Wednesday, September 26, 2012

Btrfs: the good, the bad and the ugly

Tux
I have been testing btrfs on openSUSE 12.2 for nearly two weeks now, using it on my laptop daily and it seems to be nearly ready for use. There are however some things you have to take into account or everything can go wrong. I also encountered a bug, which I shall describe in this article.
First of all, the new openSUSE 12.2 installation runs very smoothly without any problems. It feels even a bit faster than before, but it is impossible to tell whether it is partly due to the btrfs filesystem or just due to the new build chain, new versions of software etc.

There are however some caveats for Linux in general one should really know about:

updatedb

If you are, like me, using snapshots on your brand new btrfs file system, do not forget to exclude those snapshots from updatedb, otherwise all your snapshots will be indexed separately, which can take a very long time. This problem is especially bad when you are e.g. using snapper op openSUSE to make snapshots automatically, since you will have 20 and more snapshots in no time. I filed a bug report on the openSUSE bug tracker, but there is no fix yet.

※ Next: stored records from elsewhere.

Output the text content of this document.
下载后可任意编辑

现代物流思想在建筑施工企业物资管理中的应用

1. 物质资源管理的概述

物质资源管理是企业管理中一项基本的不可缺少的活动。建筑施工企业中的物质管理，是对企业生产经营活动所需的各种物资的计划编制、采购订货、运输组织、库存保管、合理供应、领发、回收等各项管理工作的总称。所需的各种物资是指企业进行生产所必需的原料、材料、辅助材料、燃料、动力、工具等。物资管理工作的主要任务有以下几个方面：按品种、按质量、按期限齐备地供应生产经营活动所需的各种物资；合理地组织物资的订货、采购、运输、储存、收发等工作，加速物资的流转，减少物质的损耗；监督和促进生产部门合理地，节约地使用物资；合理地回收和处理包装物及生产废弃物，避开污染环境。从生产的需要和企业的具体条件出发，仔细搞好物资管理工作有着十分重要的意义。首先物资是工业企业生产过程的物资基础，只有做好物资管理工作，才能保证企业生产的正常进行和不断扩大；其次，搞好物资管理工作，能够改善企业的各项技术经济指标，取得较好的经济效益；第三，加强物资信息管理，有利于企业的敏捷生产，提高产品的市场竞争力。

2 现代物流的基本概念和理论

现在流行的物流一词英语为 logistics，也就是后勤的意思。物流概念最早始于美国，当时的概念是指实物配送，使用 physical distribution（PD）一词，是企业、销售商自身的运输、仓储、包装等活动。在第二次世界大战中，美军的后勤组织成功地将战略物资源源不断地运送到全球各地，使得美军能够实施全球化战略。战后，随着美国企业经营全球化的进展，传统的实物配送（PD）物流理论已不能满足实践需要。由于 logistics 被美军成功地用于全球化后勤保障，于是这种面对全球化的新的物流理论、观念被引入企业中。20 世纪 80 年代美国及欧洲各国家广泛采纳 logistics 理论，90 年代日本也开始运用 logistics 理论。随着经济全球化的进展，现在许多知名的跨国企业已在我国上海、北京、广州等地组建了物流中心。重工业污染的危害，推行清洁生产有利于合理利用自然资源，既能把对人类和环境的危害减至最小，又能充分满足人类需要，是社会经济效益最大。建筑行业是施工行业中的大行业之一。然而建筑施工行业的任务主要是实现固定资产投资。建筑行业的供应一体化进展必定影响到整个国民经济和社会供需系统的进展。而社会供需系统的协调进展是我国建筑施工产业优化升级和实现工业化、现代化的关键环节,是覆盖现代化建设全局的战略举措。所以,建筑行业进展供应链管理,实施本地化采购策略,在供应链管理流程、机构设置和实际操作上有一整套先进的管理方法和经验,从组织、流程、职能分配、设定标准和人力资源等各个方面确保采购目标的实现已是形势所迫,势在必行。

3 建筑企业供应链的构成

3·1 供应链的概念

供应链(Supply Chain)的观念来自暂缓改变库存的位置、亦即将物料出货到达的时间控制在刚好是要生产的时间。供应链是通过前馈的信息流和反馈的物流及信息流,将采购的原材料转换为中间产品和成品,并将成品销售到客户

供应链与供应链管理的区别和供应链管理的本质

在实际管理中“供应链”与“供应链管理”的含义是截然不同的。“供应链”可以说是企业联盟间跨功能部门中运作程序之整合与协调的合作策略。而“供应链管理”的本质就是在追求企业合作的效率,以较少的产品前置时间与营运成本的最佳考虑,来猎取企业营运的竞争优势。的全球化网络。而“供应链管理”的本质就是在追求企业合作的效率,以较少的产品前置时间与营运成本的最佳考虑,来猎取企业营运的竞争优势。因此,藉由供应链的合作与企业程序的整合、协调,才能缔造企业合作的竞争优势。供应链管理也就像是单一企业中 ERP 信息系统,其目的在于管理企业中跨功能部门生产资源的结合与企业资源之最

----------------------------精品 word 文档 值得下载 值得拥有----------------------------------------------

When your snapshots are in /.snapshots, you can fix it easily manually by adding /.snapshots to UPDATEDB_PRUNEPATHS in /etc/sysconfig/locate.

btrfsck

btrfsck is not like other fsck tools, so it will not exit immediately on a clean file system, but it will always check the file system! This is e.g. an issue on Ubuntu, where it slows down booting as seen in this bug report.
In fact, btrfs should be able to recover from a crash without a file system check in most cases and this tool should only be used when things are really broken. When that happens it is probably also a very good idea to read the Problem FAQ on the btrfs website.

A crash

After a crash of my computer I was not able to boot again due to a kernel oops in the btrfs module when trying to mount my root partition. I tried everything: btrfsck, mounting with read-only (ro) and recovery options, etc. but to no avail. The kernel kept panicking with
search_bitmap.irsa
remove_from_bitmap
btrfs_remove_free_space
at the beginning of the backtrace. I had backups but did not like the idea of reinstalling, so I went on Freenode IRC and luckily someone in the #btrfs channel there advised me
mount -o nospace_cache <device>
to destroy the free space caches, since they were probably corrupt. This worked!
The help I got on IRC was a positive experience of course, thanks to all the friendly guys there, but it is a sign of the shortcomings still present in btrfs that I have already encountered such a problem in the first two weeks I am using btrfs. It could be a rare case of course, I keep testing.

Conclusion

Btrfs has been in development for five years now and it is finally becoming mature. It seems to still contain annoying bugs, but recovery is possible and most bugs should be fixed by now. What is really required yet is a good integration in the Linux distributions. Some small changes can make the difference between btrfs being  regarded as experimental or btrfs finally becoming a mainstream file system.